Mais loin de représenter une menace pour la paix sociale, cette grève s’est déroulée dans la discipline et l’ordre. Tout à l’honneur des syndicats qui ont su gérer la situation avec responsabilité et aussi le gouvernement qui a pleinement respecté le droit à la grève. Ce qui a permis au pays d’être bien à l’abri des dérapages d’antan. Ainsi, la grève s’est passée sans le moindre incident, ni acte de vandalisme avec des taux de participation qui diffèrent d’un secteur à l’autre car certains employés dans le public et le privé ont choisi de travailler ce jour-là.
Une grève générale sans le moindre incident, c’est inédit. Cela montre la maturité de l’ensemble des composantes du champ politique et social et leur détermination à tourner la page. Cela montre aussi que les pouvoirs publics ne se cachent plus derrière l’argument de l’ordre public pour interdire les grèves et matraquer les grévistes. Un acquis de taille sur le chemin de la consécration de l’Etat de droit et de la promotion des libertés publiques.
Face à ce mot d’ordre de grève générale, le gouvernement a fait montre de pondération, réaffirmant son respect plein et entier du droit à la grève tout en se disant déterminé à aller jusqu’au bout de la réforme du régime de retraite et ne point se contenter de la solution facile en passant “la patate chaude” aux gouvernements qui suivront.
Le gouvernement par la voix de son porte-parole, ministre de la communication, Mustapha El Khalfi, a également assuré que le dialogue social n’est pas mort et qu’il ne cherche pas à se dérober à ses engagements tout en appelant les partenaires sociaux à assumer leur responsabilité.
De leur côté, les syndicats se sont arc-boutés sur leurs revendications, décrétant une grève générale pour le 29 octobre dernier tout en se félicitant de son succès avec un taux de participation, selon leurs quantifications, de 84 pc.
En réponse, le gouvernement s’est attelé à garantir un fonctionnement normal dans les établissements publics comme l’a souligné alors son porte-parole, tout en se félicitant du climat dans lequel s’est déroulé cette grève qui consolide ainsi les acquis du Royaume en matière de libertés et de droit de l’Homme.
Un point d’honneur à mettre à l’actif des syndicats, c’est leur mot d’ordre à l’adresse des employés et cadres de certaines unités de production et établissements stratégiques à porter seulement un brassard en guise de solidarité avec les grévistes et pour ne pas paralyser le pays. Car, au final, le service minimum doit être assuré malgré la grève.

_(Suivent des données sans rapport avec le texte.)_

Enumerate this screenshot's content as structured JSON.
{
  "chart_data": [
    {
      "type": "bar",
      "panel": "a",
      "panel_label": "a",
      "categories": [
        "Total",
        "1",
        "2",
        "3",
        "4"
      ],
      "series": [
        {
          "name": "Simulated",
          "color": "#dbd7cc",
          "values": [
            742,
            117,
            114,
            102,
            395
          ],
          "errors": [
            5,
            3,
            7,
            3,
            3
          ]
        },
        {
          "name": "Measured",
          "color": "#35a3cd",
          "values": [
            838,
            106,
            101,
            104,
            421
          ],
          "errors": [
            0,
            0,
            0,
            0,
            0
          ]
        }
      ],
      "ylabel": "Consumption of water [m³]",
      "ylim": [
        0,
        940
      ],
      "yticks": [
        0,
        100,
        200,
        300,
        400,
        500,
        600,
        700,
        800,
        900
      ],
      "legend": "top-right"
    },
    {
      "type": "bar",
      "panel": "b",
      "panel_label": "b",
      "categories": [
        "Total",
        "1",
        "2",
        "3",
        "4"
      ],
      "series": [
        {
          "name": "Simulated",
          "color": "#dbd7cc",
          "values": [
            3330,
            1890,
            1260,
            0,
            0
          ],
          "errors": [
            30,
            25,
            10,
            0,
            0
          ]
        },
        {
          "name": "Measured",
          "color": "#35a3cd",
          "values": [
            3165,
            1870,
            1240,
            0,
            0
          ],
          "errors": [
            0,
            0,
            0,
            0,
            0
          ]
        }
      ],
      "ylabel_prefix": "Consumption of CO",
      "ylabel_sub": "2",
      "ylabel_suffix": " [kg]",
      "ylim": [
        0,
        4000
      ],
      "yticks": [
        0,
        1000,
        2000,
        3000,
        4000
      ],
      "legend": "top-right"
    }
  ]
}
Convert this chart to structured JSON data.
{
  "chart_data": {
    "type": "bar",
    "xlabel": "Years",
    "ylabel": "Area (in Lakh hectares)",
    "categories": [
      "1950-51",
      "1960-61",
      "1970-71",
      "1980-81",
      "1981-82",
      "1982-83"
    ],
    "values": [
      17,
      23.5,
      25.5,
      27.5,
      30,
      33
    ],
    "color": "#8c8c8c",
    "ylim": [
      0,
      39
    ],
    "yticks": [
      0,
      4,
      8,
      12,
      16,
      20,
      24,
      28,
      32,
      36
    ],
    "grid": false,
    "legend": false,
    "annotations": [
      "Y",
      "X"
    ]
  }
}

Cela dit, l’année 2014 restera dans les annales syndicales comme étant un tournant dans la gestion des grèves. En revanche, l’année prochaine sera décisive pour savoir à quel point le gouvernement et les partenaires sociaux parviendront-ils à transcender leurs divergences sur des questions lancinantes, entres autres, les réformes du régime de retraite et de la caisse de compensation ?.